Semangat penhabdian yang menggebu mendukung secara konsep dengan masalah operasional kepengurusan diserahkan pada generasi muda. Karena kedekatan beliau dengan Abah Mudlor inilah yang membuat pengasuh pesantren Langitan ini mempercayai Abah Mudlor menduduki posisi Sekretaris atau Katib dengan Kyai Marzuqi Zahid di posisi Tanfidziyah, serta beliau sendiri menduduki posisi Rais Syuriyah. Pada saat inilah Abah Mudlor pernah menjadi panitia pemilu tahun 1955 di Widang, Tuban. Pada masa itu terdapat beberapa partai berpengaruh antara lain PKI dan Masyumi (Sholicha, 2011:164-165).

Ketua Tanfidziyah NU Cabang Babat tahun 1955-1979
Abah Mudlor merupakan sosok pemimpin yang amanah dan profesional. Beliau menerapkan beberapa trik untuk mewujudkan tujuan-tujuan yang telah dirumuskan. Salah satunya adalah realisasi konsep menyebarkan NU ke seluruh pelosok Babat dengan bantuan finansial dari ahli derma NU. Beliau menggunakan cara-cara persuasif dengan mendekati para tokoh setempat, mengadakan pengajian di tengah-tengah masyarakat dengan menyampaikan paham-paham NU, dan mendirikan pelayanan umum NU berupa rumah sakit, rumah yatim maupun madrasah. Dengan strategi tersebut, NU di Babat mengalami perkembangan yang signifikan (Sholicha, 2011:165-166).

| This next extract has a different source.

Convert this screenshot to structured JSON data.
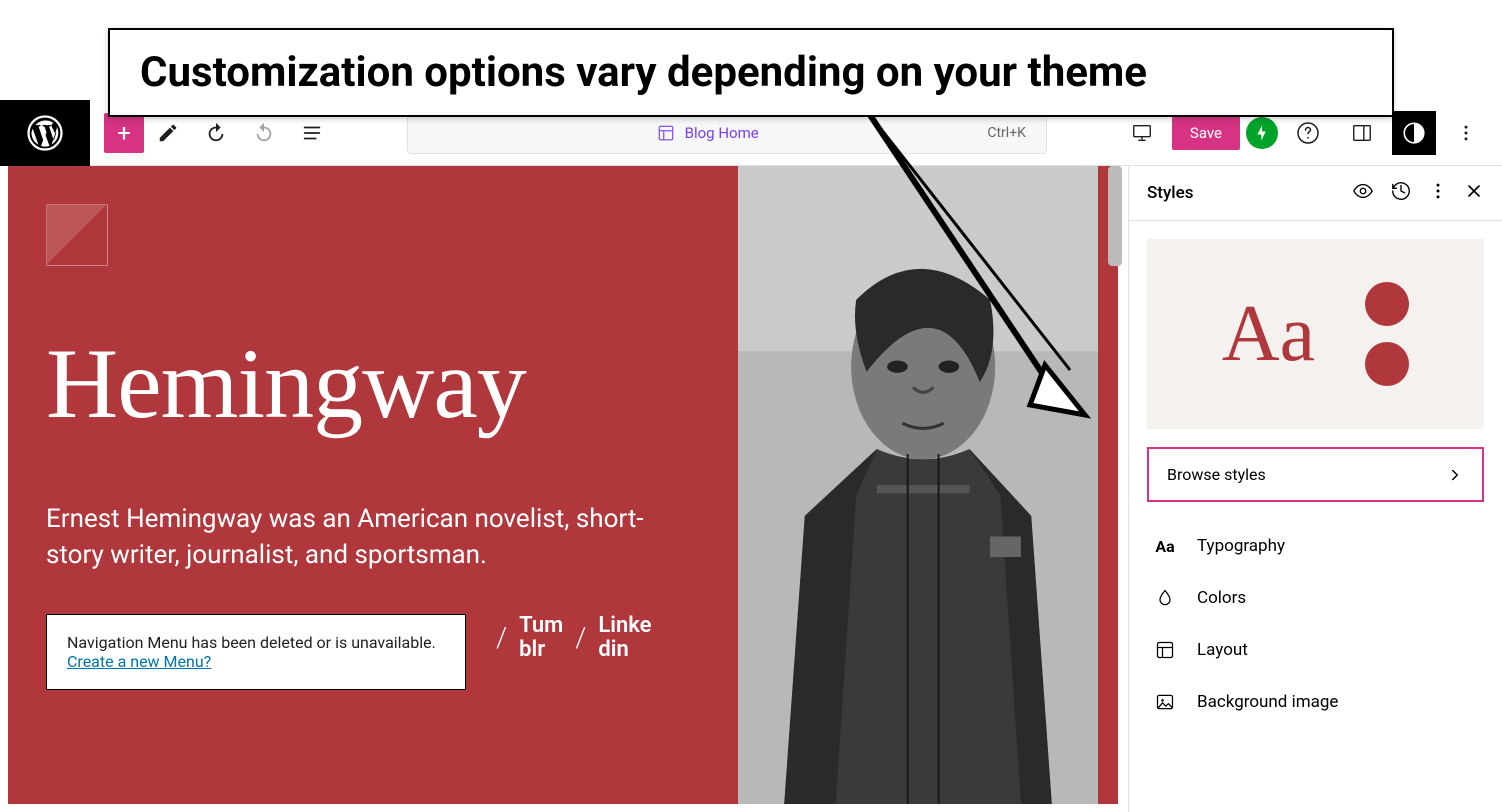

Rais Syuriah NU Cabang Babat
Pada tahun 1980, Rais Am Syuriyah NU Cabang Babat mengalami musibah fisik sehingga beliau mengundurkan diri. Karena kekosongan inilah, Abah Mudlor yang saat itu berada di posisi Tanfidziyah kemudian ditunjuk menjadi pengganti beliau. Keseharian beliau dijalankan sebagaimana mestinya, yakni memimpin rapat, memerintahkan pelaksanaan lailatul Ijtima’ sekaligus memimpin acara tersebut, serta menggerakkan majunya peribadatan, pengajian, dan amar ma’ruf nahi mungkar yang lainnya (Sholicha, 2011:166-167).

Pimpinan NU Kodya Malang
Muktamar NU di Kota Malang periode 1970-1975 memilih Abah Mudlor dengan alasan beliau merupakan kader NU yang loyal terhadap organisasi secara totalitas. Beliau menjadi bagian dari sejarah penting pengembangan NU di Bhumi Arek Malang. Selama di Malang beliau juga turut andil dalam mendirikan berbagai lembaga pendidikan islam, mulai dari tingkat madrasah hingga perguruan tinggi.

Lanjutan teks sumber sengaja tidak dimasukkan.